The current Leeds chairman, Ken Bates, will remain in his position until the end of the season before becoming an honorary life president, with no controlling authority. David Haigh, the GFH Capital chief executive and Leeds supporter, will join the club's board with immediate effect and the executives Hisham Alrayes and Salem Patel will be appointed in December.
Bates, 80, claims the deal will be formally completed on 21 December, although that specific date has not been confirmed by GFHC. "We have now completed all the negotiations and investigations with GFH and we've now completed the first part of the purchase and that happened at 10.30pm last [Tuesday] night," Bates told Yorkshire Radio.
"Quite simply they will be providing additional working capital for the club and they are also providing funds to strengthen the team. In fact there's already been a small injection this morning as far as working capital is concerned.
"Nothing has changed, I will continue as chairman until the end of the season when I look forward to handing over to my successor and become president and sitting back perhaps, taking a bit more time off and enjoying what has been eight years of very hard work."
Haigh added: "After a long process of negotiations, spanning Leeds, London, Monaco, Dubai and Bahrain, it gives us great pride today, to have completed the deal for Leeds United."
Bates purchased a 50% stake in Leeds in 2005 before the club entered administration in May 2007 and was relegated to League One. Last year he became the club's new owner, buying a 72.85% stake from an anonymous party.
Leeds have struggled in the Championship this season and have not won a league match in eight games. Their manager, Neil Warnock, has repeatedly spoken of his frustration that the takeover has taken so long to complete, but he expects to receive £8m to spend during the January transfer window.
The prospective new owners have not yet purchased either Elland Road or the training ground Thorp Arch, although will be looking to do so as a priority. Leeds are currently paying high rent costs on the stadium, which is owned by Teak Trading Corporation of the British Virgin Islands, while Thorp Arch is owned by the Manchester businessman Jacob Adler.
Leeds were relegated from the Premier League in 2004 but the Leeds United Supporters' Trust hope renewed ambition will soon see the club return to the top flight.
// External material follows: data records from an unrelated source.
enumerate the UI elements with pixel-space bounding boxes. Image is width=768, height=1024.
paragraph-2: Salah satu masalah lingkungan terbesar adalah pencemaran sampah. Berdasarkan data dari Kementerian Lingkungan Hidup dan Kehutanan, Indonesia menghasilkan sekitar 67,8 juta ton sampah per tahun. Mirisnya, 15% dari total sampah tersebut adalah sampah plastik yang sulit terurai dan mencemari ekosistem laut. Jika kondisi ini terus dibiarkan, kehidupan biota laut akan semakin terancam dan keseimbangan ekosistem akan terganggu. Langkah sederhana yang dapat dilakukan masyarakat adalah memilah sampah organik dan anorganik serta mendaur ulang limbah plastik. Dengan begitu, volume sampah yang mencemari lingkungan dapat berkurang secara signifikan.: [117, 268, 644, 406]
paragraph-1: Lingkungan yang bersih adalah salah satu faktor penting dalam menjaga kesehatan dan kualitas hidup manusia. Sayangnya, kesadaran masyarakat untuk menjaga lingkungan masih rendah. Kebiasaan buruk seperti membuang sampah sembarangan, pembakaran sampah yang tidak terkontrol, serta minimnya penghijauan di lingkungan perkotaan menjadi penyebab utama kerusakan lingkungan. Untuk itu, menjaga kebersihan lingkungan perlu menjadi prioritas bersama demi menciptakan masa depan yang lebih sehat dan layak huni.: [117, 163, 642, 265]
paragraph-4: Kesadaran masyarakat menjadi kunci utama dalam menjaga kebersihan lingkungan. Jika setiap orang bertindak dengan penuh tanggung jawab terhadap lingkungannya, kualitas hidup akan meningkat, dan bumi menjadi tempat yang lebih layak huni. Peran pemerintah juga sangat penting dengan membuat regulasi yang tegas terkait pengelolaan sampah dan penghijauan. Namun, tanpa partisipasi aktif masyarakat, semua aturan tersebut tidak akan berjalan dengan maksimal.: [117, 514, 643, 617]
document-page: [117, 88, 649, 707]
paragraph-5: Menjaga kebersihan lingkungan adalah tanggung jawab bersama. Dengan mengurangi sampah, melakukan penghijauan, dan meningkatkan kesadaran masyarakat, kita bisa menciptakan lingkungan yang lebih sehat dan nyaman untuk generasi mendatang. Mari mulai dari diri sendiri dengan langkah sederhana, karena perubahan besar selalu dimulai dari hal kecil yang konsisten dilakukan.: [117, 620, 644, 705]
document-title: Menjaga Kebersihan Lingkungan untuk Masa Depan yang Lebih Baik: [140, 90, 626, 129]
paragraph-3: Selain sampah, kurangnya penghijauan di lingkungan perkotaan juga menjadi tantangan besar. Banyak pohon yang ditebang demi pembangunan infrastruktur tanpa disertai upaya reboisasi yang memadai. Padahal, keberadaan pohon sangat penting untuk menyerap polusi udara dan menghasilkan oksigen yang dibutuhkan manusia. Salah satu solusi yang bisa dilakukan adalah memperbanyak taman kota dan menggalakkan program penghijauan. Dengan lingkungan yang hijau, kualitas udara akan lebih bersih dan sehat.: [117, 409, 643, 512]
However, the trust is disappointed that Bates will stay on.
Their chairman, Gary Cooper, said: "We've had six hard months of not knowing what the hell's going to happen to our club, watching attendances dwindle and performances on the pitch go off the boil.
"I'm sure it's just a title gesture but Mr Bates has been a divisive figure among the fans for a long, long time now. He's a really powerful character and supporters were hoping he would say goodbye. But let's look to the positives and move forward.
"There is a bit of doubt because there's a one-month transitional period where anything could happen. I'm going to reserve judgement until that month period is up and we actually do have new owners. Technically speaking, at this moment in time we don't."
Eurofin Capital, a private investment firm based in London and Lausanne, has been appointed by Leeds as financial advisors throughout the sale. Their director, Andrew Umbers, said: "We are delighted to have been involved in this transaction. Creating the right legacy to build on the prudent stewardship of Ken Bates was always one of our chief objectives and we believe that GFH provides this."